| That example may have misfired-- perhaps consider that sorting an array of n elements requires addressing n elements, which requires arithmetic on words of log n bits, which are therefore log time operations. Limiting the size of each element won't help your complexity. But we really don't care about that very much. In this case. It's kind of described in that SO post I linked-- you can assume a constant-time hashing operation, but if that offends your conscience, assume an "integer RAM" model where arithmetic operations up to a certain word size w are constant time. Then you can observe that any reasonable w is inconsequential to your problem domain, and go back to treating hashing as a constant-time operation :) The idea is that the fact that w increases at least as the log of n is shared by all computations modeled in integer RAM, so it's not a useful contribution to analysis at that scale. It's in the model, it's just not generally useful to the model. If you ever find yourself asking, is the bit width relevant? You can do some math and get a straight answer. Of course real world algorithms often hash strings which complicates the analysis, but that's orthogonal, like my misstep earlier in implying the size of an element rather than the size of n. The mathematical sense in which hashing time must increase with the log of n is a fact of all algorithms that have ns. I think your surprise at this just stems from wanting a rigorous definition for something that's more of a modeling tool, with different models to choose from. In real life, there's the time on the wall since you clicked "Run", and everything else is theorygramming. |
If you go the route that requires you to handle arbitrarily large tables, then computing a hash with a long enough value necessarily requires more steps, even if you assume all operations on length w integers are constant time -- because eventually your keys have to be larger than w, after which computing the hash increases in number of steps with the key size.

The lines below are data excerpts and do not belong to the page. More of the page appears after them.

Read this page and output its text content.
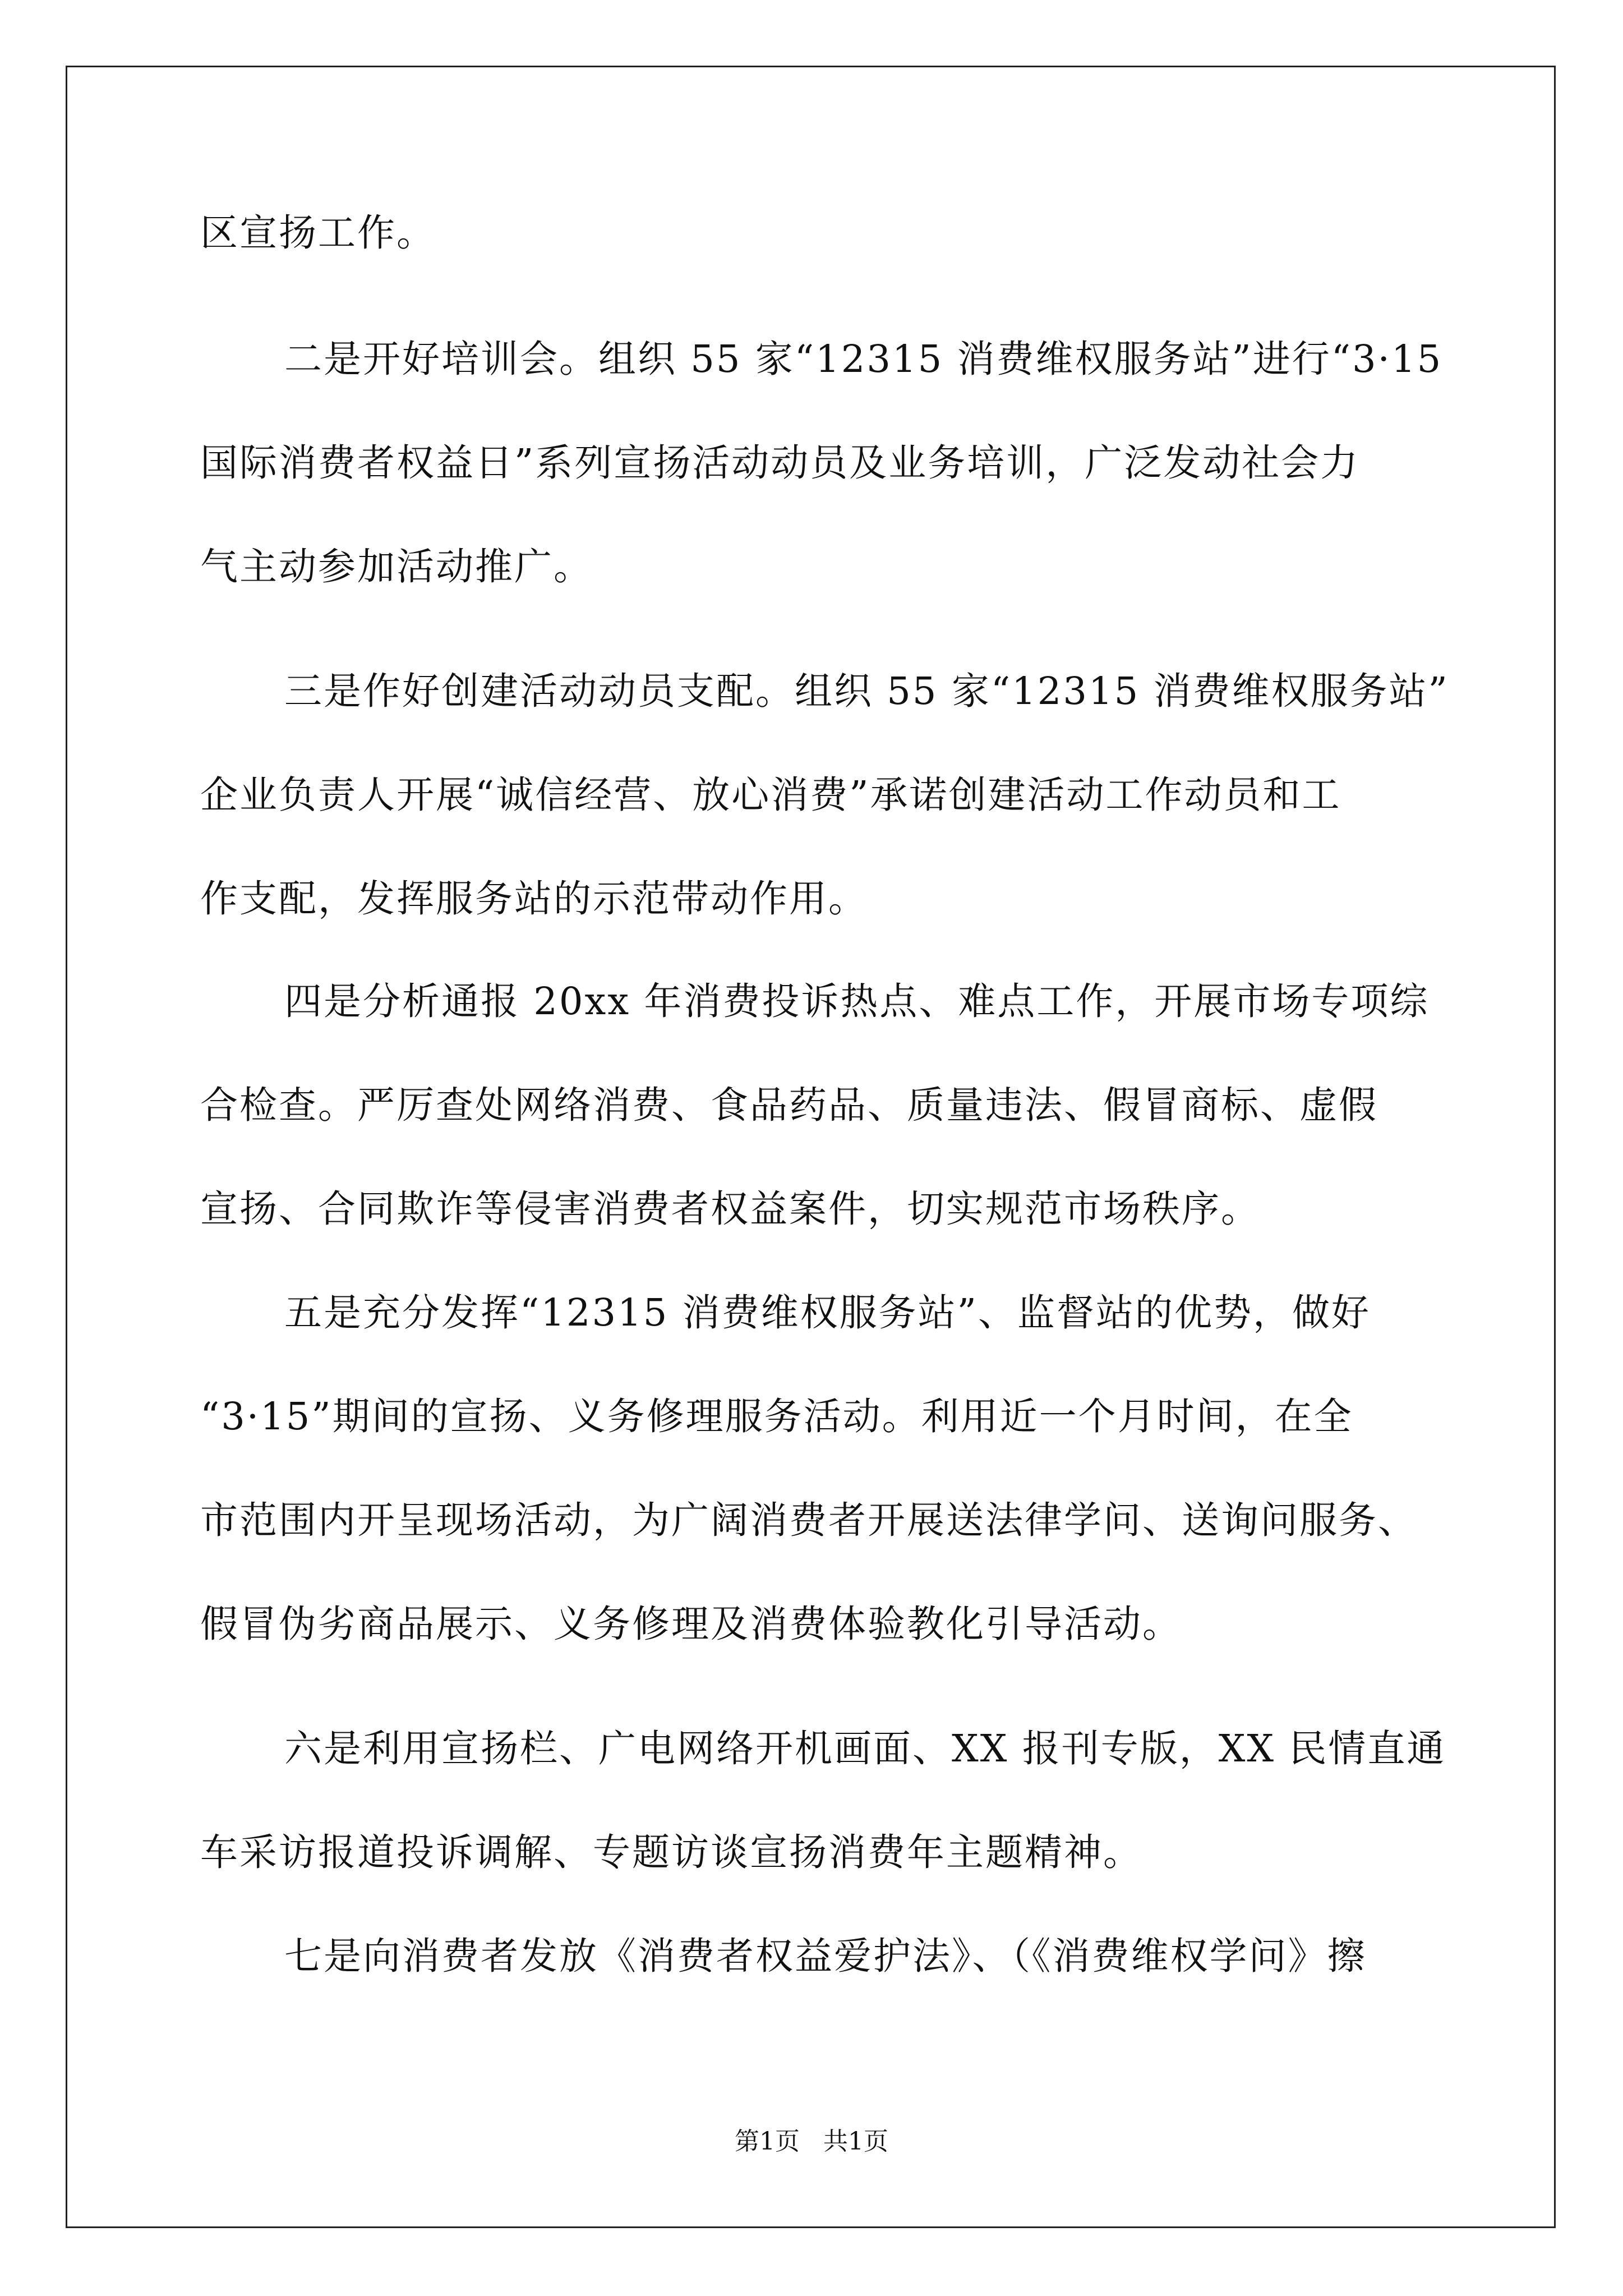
区宣扬工作。

二是开好培训会。组织 55 家“12315 消费维权服务站”进行“3·15

国际消费者权益日”系列宣扬活动动员及业务培训，广泛发动社会力

气主动参加活动推广。

三是作好创建活动动员支配。组织 55 家“12315 消费维权服务站”

企业负责人开展“诚信经营、放心消费”承诺创建活动工作动员和工

作支配，发挥服务站的示范带动作用。

四是分析通报 20xx 年消费投诉热点、难点工作，开展市场专项综

合检查。严厉查处网络消费、食品药品、质量违法、假冒商标、虚假

宣扬、合同欺诈等侵害消费者权益案件，切实规范市场秩序。

五是充分发挥“12315 消费维权服务站”、监督站的优势，做好

“3·15”期间的宣扬、义务修理服务活动。利用近一个月时间，在全

市范围内开呈现场活动，为广阔消费者开展送法律学问、送询问服务、

假冒伪劣商品展示、义务修理及消费体验教化引导活动。

六是利用宣扬栏、广电网络开机画面、XX 报刊专版，XX 民情直通

车采访报道投诉调解、专题访谈宣扬消费年主题精神。

七是向消费者发放《消费者权益爱护法》、（《消费维权学问》擦

第1页   共1页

This is still different from the sorting problem. You can have a consistent computation model in which memory seek times are constant (even if unrealizable). That seems fundamentally different from a model where a hash computation is constant steps but also has arbitrarily long output.
The issue isn't whether the scaling of the hash computation matters in practice, but whether the big-O is properly O(1). And even if you did just care about "in practice" limitations, you're stuck with the problem of the hash computation taking longer than any realizable trie lookup would (as another poster mentioned is common), meaning that the O(1) claim misrepresents performance relative to another data structure.